Lynch also co-wrote the screenplay with Robert Engels, and there is a lot of Lynch-ian dialogue peppered throughout the film. You know, the sort of things said by characters that inhabit a Lynch film. They make no sense taken at face value and add to the code that only Lynch and his ardent fans are able to decipher. As mentioned earlier, Lynch can be quite stylish when it comes to locations and settings. The Pacific Northwest is shot beautifully here, establishing a sort-of pastoral calm over the proceedings. The other-dimensional setting of the Lodge is another neat idea, in theory, although it could have been developed more within the plot itself. Working with his cinematographer, Ron Garcia, Lynch provides enough of a weird, dream-like atmosphere to make the viewer believe that something isn't right with this place, but it would also help if Lynch could provide some context for quite a few of the visuals on display.
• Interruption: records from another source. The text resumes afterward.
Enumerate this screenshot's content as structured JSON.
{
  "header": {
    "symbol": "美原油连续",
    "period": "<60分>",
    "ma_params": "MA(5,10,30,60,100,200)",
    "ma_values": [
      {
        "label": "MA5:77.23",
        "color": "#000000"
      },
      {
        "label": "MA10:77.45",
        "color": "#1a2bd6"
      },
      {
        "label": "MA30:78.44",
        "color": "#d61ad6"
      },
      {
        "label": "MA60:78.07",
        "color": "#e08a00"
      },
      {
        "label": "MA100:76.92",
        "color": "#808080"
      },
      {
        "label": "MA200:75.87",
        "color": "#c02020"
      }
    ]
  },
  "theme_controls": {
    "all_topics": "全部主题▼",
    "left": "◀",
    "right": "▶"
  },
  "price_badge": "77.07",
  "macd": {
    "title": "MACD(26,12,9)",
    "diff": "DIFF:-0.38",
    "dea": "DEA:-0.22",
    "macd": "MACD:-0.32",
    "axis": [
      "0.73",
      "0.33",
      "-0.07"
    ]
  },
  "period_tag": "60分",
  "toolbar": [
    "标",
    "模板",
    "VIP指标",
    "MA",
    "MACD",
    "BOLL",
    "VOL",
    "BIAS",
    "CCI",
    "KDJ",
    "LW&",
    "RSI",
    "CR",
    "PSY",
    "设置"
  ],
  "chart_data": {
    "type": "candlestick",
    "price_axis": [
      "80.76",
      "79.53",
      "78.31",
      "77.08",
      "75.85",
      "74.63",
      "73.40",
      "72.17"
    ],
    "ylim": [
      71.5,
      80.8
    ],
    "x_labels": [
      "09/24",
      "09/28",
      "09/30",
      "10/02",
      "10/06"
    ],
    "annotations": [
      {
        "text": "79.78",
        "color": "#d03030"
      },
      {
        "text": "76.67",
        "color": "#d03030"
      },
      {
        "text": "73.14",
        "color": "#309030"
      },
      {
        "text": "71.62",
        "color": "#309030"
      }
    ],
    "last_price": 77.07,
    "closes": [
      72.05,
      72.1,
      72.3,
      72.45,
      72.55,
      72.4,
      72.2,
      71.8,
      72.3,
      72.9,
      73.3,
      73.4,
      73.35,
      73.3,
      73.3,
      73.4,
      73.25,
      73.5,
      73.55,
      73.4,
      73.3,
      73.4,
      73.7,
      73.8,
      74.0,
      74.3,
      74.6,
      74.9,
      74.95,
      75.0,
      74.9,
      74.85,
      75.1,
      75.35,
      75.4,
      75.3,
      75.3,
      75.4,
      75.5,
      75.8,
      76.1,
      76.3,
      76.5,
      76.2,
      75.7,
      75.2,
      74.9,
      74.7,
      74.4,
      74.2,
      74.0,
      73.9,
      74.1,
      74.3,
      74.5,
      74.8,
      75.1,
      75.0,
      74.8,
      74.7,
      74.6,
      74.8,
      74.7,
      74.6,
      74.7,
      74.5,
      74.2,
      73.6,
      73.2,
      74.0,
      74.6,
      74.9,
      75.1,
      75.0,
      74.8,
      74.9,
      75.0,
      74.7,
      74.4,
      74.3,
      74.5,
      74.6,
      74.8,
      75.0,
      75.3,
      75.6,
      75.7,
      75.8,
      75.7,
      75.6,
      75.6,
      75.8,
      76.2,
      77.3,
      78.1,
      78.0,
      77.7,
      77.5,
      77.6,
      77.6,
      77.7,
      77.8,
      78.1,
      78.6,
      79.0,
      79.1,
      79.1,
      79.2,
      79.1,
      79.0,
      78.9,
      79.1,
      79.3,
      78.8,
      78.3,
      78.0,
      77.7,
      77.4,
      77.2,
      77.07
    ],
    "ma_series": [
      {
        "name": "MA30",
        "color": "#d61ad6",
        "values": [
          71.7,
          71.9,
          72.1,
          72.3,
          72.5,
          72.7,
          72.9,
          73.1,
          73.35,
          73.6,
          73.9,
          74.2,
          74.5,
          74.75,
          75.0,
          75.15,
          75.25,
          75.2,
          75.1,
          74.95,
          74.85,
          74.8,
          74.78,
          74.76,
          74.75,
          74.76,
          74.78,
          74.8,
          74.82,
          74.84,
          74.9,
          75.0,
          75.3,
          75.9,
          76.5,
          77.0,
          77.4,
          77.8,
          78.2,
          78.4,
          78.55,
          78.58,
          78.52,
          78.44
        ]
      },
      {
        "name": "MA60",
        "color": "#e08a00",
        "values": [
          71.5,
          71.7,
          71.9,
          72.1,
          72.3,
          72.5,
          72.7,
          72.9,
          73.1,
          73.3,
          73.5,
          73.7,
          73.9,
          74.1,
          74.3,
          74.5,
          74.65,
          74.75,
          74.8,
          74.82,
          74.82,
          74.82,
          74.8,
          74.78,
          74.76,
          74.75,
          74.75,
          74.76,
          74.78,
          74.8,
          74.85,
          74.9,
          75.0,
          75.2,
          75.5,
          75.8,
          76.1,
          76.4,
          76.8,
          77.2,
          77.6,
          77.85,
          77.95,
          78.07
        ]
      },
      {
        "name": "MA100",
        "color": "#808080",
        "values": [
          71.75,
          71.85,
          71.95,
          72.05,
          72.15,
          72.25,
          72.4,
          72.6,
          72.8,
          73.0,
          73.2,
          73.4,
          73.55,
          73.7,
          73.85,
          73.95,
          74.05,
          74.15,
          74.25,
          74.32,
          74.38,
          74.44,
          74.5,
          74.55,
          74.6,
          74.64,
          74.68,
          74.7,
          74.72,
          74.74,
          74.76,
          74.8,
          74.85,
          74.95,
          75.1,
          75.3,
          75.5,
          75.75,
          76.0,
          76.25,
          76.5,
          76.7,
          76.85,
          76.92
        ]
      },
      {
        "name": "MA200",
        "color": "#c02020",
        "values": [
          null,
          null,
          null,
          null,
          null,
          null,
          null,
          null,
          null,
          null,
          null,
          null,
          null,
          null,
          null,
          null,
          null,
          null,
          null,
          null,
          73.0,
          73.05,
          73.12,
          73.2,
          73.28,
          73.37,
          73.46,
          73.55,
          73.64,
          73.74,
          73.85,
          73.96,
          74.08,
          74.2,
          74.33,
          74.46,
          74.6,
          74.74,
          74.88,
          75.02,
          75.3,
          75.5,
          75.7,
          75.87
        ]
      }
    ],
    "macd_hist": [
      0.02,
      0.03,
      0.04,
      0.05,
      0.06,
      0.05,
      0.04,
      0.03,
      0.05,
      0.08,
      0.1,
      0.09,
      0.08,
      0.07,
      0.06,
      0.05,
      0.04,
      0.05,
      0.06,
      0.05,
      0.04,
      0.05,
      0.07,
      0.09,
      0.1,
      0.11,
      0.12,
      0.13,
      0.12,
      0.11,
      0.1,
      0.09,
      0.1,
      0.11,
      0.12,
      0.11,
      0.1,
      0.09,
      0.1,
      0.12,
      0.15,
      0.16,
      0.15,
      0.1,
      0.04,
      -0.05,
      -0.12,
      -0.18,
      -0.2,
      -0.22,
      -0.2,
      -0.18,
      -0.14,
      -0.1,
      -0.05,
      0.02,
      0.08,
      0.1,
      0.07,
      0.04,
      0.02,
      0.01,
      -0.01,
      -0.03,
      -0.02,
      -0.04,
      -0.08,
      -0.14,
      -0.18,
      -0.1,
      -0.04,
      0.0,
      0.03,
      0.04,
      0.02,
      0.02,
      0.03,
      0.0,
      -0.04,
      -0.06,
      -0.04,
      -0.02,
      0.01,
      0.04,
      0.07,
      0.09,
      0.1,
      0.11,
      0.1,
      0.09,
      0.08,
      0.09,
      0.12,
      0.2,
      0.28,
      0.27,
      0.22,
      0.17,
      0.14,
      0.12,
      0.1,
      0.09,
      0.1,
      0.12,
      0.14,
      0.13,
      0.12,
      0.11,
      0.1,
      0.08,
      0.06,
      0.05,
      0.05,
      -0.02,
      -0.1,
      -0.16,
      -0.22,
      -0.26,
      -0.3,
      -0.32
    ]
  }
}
The cast is an interesting backstory on its own. Kyle MacLachlan had originally bowed out of the project but then later changed his mind. His total on-screen time is probably not more than five minutes and the lack of his presence certainly hurts the film. Also missing was Lara Flynn Boyle as Donna, but a conflict in her filming schedule prevented her from returning. Moira Kelly holds her own but her character here is reduced to "Laura's best friend who might just be a tad obsessive". Sheryl Lee is the centerpiece of the film and her performance here can best be described as "all over the place." Perhaps it has to do more with the screenplay than anything else, but Lee is unable to give a sympathetic portrayal of Laura. The story gives us a creepy icky incest angle between herself and her father, played by Ray Wise, who may or may not be under the control of an evil spirit, but other than a few passing lines of dialogue, the story does not provide enough context for Laura's coping mechanisms. We never find out who the real Laura Palmer really is, and this is only partially blamed on Lee, with the rest being Lynch's screenplay. In a cast full of quirky and strange characters, the best performance was probably by James Marshall, who was able to get quite a bit of sympathy due to the way he was being treated by Laura.

Twin Peaks: Fire Walk with Me has a running time of 135 minutes, and with the confusing narrative peppered with interminable surreal visuals, this is a slog to get through. This could have been cut even more, or maybe Lynch could have just made it into a short mini-series, since there was reportedly even more left on the cutting room floor. If one has the patience to sit through this film, you are a die-hard David Lynch fan, or a die-hard Twin Peaks fan, or a masochist. If you were looking at this film while introducing yourself to the series, then don't be surprised if this turns you off completely.